The responses to year two vary by physician and by practice.
Some physicians adapt. They accept the new operating environment, adjust their expectations, and focus on the aspects of practice they can still control. They are not happy about what they gave up, but they have made peace with the decision and are focused on the future.
Some physicians begin the quiet process of positioning themselves for the next transaction. They are performing well, maintaining their patient relationships, and waiting for the platform to sell so they can evaluate whether the rollover equity was worth it. They are not committed to staying in the platform beyond the next liquidity event.
Some physicians begin to explore their options. They consult employment attorneys about their non-compete agreements. They have conversations with other groups in the market. They think about what it would take to start over. Most of them conclude that the non-compete and the financial structure make exit prohibitively difficult in the near term. They stay, but they stay differently than they started.
A small number leave. They accept the financial cost of breaking the non-compete, or they wait for it to expire, or they find a geographic or specialty carve-out that allows them to practice outside its scope. These physicians are the ones who are most willing to talk about what year two was actually like, because they have already paid the price of the decision and have nothing left to protect.

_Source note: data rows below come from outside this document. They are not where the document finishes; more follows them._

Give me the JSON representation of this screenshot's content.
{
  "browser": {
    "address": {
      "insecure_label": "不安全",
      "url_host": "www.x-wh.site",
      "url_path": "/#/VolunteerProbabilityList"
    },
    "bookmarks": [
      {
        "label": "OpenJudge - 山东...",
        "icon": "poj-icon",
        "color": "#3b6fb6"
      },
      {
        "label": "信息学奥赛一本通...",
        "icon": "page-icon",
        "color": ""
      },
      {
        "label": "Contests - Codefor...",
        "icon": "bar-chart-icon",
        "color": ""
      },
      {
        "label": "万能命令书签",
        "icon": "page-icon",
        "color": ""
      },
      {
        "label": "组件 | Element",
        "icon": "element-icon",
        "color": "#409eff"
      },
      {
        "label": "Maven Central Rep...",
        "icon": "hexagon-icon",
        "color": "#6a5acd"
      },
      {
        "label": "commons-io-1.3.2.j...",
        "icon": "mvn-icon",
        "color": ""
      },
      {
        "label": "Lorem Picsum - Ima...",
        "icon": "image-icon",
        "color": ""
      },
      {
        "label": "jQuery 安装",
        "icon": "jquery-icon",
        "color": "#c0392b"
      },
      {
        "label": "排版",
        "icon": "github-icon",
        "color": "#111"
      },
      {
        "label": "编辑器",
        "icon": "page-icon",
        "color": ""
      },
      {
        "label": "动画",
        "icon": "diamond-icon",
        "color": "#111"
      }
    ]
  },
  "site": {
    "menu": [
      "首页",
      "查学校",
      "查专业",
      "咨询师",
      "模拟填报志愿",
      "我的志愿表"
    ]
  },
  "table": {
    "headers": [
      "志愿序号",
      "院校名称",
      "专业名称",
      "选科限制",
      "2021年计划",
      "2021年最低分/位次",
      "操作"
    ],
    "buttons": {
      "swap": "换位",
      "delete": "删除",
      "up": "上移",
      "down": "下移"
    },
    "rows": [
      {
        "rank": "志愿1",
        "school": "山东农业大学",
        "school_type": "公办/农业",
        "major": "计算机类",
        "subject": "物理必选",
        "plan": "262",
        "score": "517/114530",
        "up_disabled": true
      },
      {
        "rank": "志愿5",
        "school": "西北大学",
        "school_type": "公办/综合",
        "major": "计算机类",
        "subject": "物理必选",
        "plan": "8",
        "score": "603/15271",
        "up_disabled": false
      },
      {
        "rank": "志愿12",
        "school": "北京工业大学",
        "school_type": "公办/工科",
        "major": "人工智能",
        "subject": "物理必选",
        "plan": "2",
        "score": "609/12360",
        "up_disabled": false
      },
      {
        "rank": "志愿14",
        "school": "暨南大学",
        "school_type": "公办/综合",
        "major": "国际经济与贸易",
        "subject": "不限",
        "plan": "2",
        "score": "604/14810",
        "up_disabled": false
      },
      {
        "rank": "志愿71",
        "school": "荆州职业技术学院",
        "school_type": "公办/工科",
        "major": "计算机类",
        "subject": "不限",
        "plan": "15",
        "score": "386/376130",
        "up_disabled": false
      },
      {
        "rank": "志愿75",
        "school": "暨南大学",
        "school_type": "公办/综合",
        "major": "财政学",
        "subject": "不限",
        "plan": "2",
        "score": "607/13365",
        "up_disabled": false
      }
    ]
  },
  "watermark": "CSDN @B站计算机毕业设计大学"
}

The story of year two is not a story about bad actors. The PE firms are doing what PE firms do. The platform management teams are executing the strategy they were hired to execute. The physicians made a decision with incomplete information about what the experience would actually feel like, and they are living with the consequences.
The lesson for practices that have not sold is not that PE is always wrong. It is that the decision to sell should be made with a clear-eyed understanding of what year two looks like, not just what the letter of intent says. The physicians who are most at peace with their decision are the ones who went in knowing what they were trading and decided the trade was worth it. The ones who are least at peace are the ones who believed the pitch more than the structure.
The practices that are most resistant to the PE pitch are not the ones that are ideologically opposed to private equity. They are the ones that have built the operational infrastructure to compete without it. They are profitable, well-run, and in control of their own trajectory. The pitch does not land the same way when the practice does not need what the pitch is offering.
That is the real argument for operational discipline in an independent practice. Not that it is morally superior to selling. But that it keeps the decision yours to make.